La estrategia como documento — El séptimo capítulo

Traducido automáticamente del italiano · leer el original

Capítulo 6 — La estrategia como documento, no como código

Llegamos al *insight* que más de todos, en el relato de quienes han construido RAG desde 2023 en adelante, recurre como "lo que me hubiera gustado entender desde el primer día".

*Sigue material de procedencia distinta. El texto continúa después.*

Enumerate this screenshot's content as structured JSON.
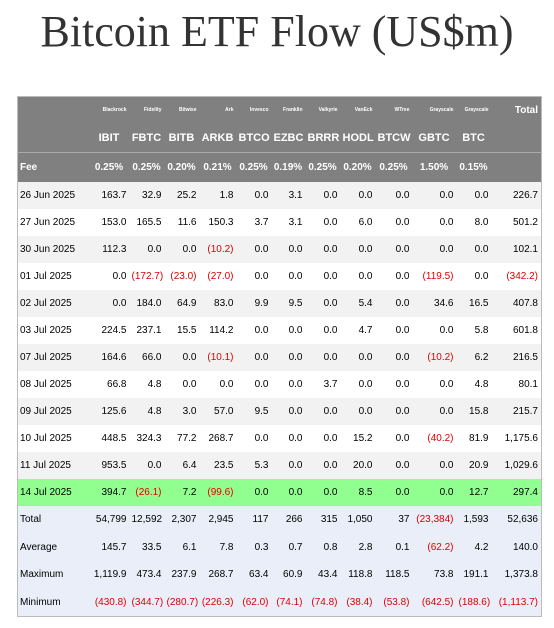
{
  "title": "Bitcoin ETF Flow (US$m)",
  "table": {
    "issuers": [
      "Blackrock",
      "Fidelity",
      "Bitwise",
      "Ark",
      "Invesco",
      "Franklin",
      "Valkyrie",
      "VanEck",
      "WTree",
      "Grayscale",
      "Grayscale"
    ],
    "total_header": "Total",
    "tickers": [
      "IBIT",
      "FBTC",
      "BITB",
      "ARKB",
      "BTCO",
      "EZBC",
      "BRRR",
      "HODL",
      "BTCW",
      "GBTC",
      "BTC"
    ],
    "fee_label": "Fee",
    "fees": [
      "0.25%",
      "0.25%",
      "0.20%",
      "0.21%",
      "0.25%",
      "0.19%",
      "0.25%",
      "0.20%",
      "0.25%",
      "1.50%",
      "0.15%"
    ],
    "rows": [
      [
        "26 Jun 2025",
        "163.7",
        "32.9",
        "25.2",
        "1.8",
        "0.0",
        "3.1",
        "0.0",
        "0.0",
        "0.0",
        "0.0",
        "0.0",
        "226.7"
      ],
      [
        "27 Jun 2025",
        "153.0",
        "165.5",
        "11.6",
        "150.3",
        "3.7",
        "3.1",
        "0.0",
        "6.0",
        "0.0",
        "0.0",
        "8.0",
        "501.2"
      ],
      [
        "30 Jun 2025",
        "112.3",
        "0.0",
        "0.0",
        "(10.2)",
        "0.0",
        "0.0",
        "0.0",
        "0.0",
        "0.0",
        "0.0",
        "0.0",
        "102.1"
      ],
      [
        "01 Jul 2025",
        "0.0",
        "(172.7)",
        "(23.0)",
        "(27.0)",
        "0.0",
        "0.0",
        "0.0",
        "0.0",
        "0.0",
        "(119.5)",
        "0.0",
        "(342.2)"
      ],
      [
        "02 Jul 2025",
        "0.0",
        "184.0",
        "64.9",
        "83.0",
        "9.9",
        "9.5",
        "0.0",
        "5.4",
        "0.0",
        "34.6",
        "16.5",
        "407.8"
      ],
      [
        "03 Jul 2025",
        "224.5",
        "237.1",
        "15.5",
        "114.2",
        "0.0",
        "0.0",
        "0.0",
        "4.7",
        "0.0",
        "0.0",
        "5.8",
        "601.8"
      ],
      [
        "07 Jul 2025",
        "164.6",
        "66.0",
        "0.0",
        "(10.1)",
        "0.0",
        "0.0",
        "0.0",
        "0.0",
        "0.0",
        "(10.2)",
        "6.2",
        "216.5"
      ],
      [
        "08 Jul 2025",
        "66.8",
        "4.8",
        "0.0",
        "0.0",
        "0.0",
        "0.0",
        "3.7",
        "0.0",
        "0.0",
        "0.0",
        "4.8",
        "80.1"
      ],
      [
        "09 Jul 2025",
        "125.6",
        "4.8",
        "3.0",
        "57.0",
        "9.5",
        "0.0",
        "0.0",
        "0.0",
        "0.0",
        "0.0",
        "15.8",
        "215.7"
      ],
      [
        "10 Jul 2025",
        "448.5",
        "324.3",
        "77.2",
        "268.7",
        "0.0",
        "0.0",
        "0.0",
        "15.2",
        "0.0",
        "(40.2)",
        "81.9",
        "1,175.6"
      ],
      [
        "11 Jul 2025",
        "953.5",
        "0.0",
        "6.4",
        "23.5",
        "5.3",
        "0.0",
        "0.0",
        "20.0",
        "0.0",
        "0.0",
        "20.9",
        "1,029.6"
      ],
      [
        "14 Jul 2025",
        "394.7",
        "(26.1)",
        "7.2",
        "(99.6)",
        "0.0",
        "0.0",
        "0.0",
        "8.5",
        "0.0",
        "0.0",
        "12.7",
        "297.4"
      ]
    ],
    "summary": [
      [
        "Total",
        "54,799",
        "12,592",
        "2,307",
        "2,945",
        "117",
        "266",
        "315",
        "1,050",
        "37",
        "(23,384)",
        "1,593",
        "52,636"
      ],
      [
        "Average",
        "145.7",
        "33.5",
        "6.1",
        "7.8",
        "0.3",
        "0.7",
        "0.8",
        "2.8",
        "0.1",
        "(62.2)",
        "4.2",
        "140.0"
      ],
      [
        "Maximum",
        "1,119.9",
        "473.4",
        "237.9",
        "268.7",
        "63.4",
        "60.9",
        "43.4",
        "118.8",
        "118.5",
        "73.8",
        "191.1",
        "1,373.8"
      ],
      [
        "Minimum",
        "(430.8)",
        "(344.7)",
        "(280.7)",
        "(226.3)",
        "(62.0)",
        "(74.1)",
        "(74.8)",
        "(38.4)",
        "(53.8)",
        "(642.5)",
        "(188.6)",
        "(1,113.7)"
      ]
    ]
  }
}
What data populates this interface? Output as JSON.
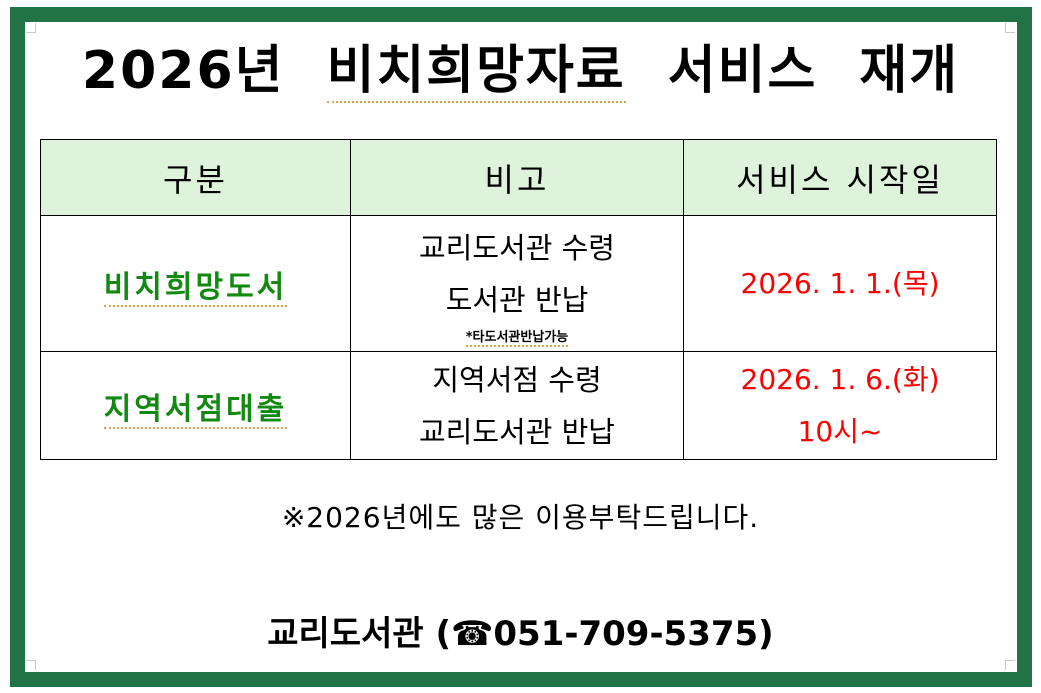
{
  "title": {
    "year": "2026년",
    "highlight": "비치희망자료",
    "rest": "서비스 재개"
  },
  "table": {
    "headers": [
      "구분",
      "비고",
      "서비스 시작일"
    ],
    "rows": [
      {
        "category": "비치희망도서",
        "notes": [
          "교리도서관 수령",
          "도서관 반납"
        ],
        "footnote": "*타도서관반납가능",
        "start": [
          "2026. 1. 1.(목)"
        ]
      },
      {
        "category": "지역서점대출",
        "notes": [
          "지역서점 수령",
          "교리도서관 반납"
        ],
        "start": [
          "2026. 1. 6.(화)",
          "10시~"
        ]
      }
    ]
  },
  "note": "※2026년에도 많은 이용부탁드립니다.",
  "footer": {
    "library": "교리도서관",
    "phone": "(☎051-709-5375)",
    "phone_icon": "telephone-icon"
  },
  "colors": {
    "border": "#217346",
    "header_bg": "#dff2dc",
    "category": "#128a12",
    "date": "#ff0000"
  }
}
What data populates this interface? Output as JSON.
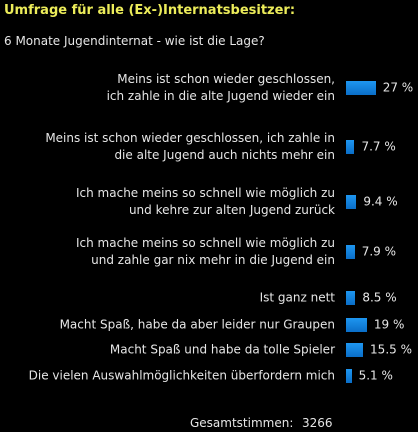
{
  "chart_data": {
    "type": "hbar",
    "title": "Umfrage für alle (Ex-)Internatsbesitzer:",
    "subtitle": "6 Monate Jugendinternat - wie ist die Lage?",
    "categories": [
      "Meins ist schon wieder geschlossen,\nich zahle in die alte Jugend wieder ein",
      "Meins ist schon wieder geschlossen, ich zahle in\ndie alte Jugend auch nichts mehr ein",
      "Ich mache meins so schnell wie möglich zu\nund kehre zur alten Jugend zurück",
      "Ich mache meins so schnell wie möglich zu\nund zahle gar nix mehr in die Jugend ein",
      "Ist ganz nett",
      "Macht Spaß, habe da aber leider nur Graupen",
      "Macht Spaß und habe da tolle Spieler",
      "Die vielen Auswahlmöglichkeiten überfordern mich"
    ],
    "values": [
      27,
      7.7,
      9.4,
      7.9,
      8.5,
      19,
      15.5,
      5.1
    ],
    "value_labels": [
      "27 %",
      "7.7 %",
      "9.4 %",
      "7.9 %",
      "8.5 %",
      "19 %",
      "15.5 %",
      "5.1 %"
    ],
    "color": "#1e96f0",
    "xlim": [
      0,
      100
    ],
    "total_label": "Gesamtstimmen:",
    "total": 3266
  }
}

Los *frameworks* tradicionales tratan la estrategia de búsqueda como código Python. ¿Quieres, para los catálogos técnicos, buscar primero por código de producto, luego por palabras clave, luego por vectores semánticos, y solo en última instancia generar la respuesta? Escribe una función. ¿Quieres, para los álbumes fotográficos, saltarte por completo la búsqueda semántica tradicional y confiar en un *reranker* especializado para imágenes? Escribe otra función. ¿Quieres, para los vídeos corporativos, dividir el audio de la pista visual, transcribirlos por separado, tratarlos como fuentes distintas y luego recomponerlos en la respuesta final? Otra función aún. Cada tipo de contenido, cada dominio, cada cliente acaba generando una rama de código que diverge de las demás, hasta el punto en que modificar una estrategia requiere un lanzamiento de *software*, una revisión de código, un ciclo de pruebas, un despliegue. El tiempo entre "tengo una idea sobre cómo mejorar la búsqueda en los manuales técnicos" y "la idea está en producción" se mide en semanas. Por cada idea.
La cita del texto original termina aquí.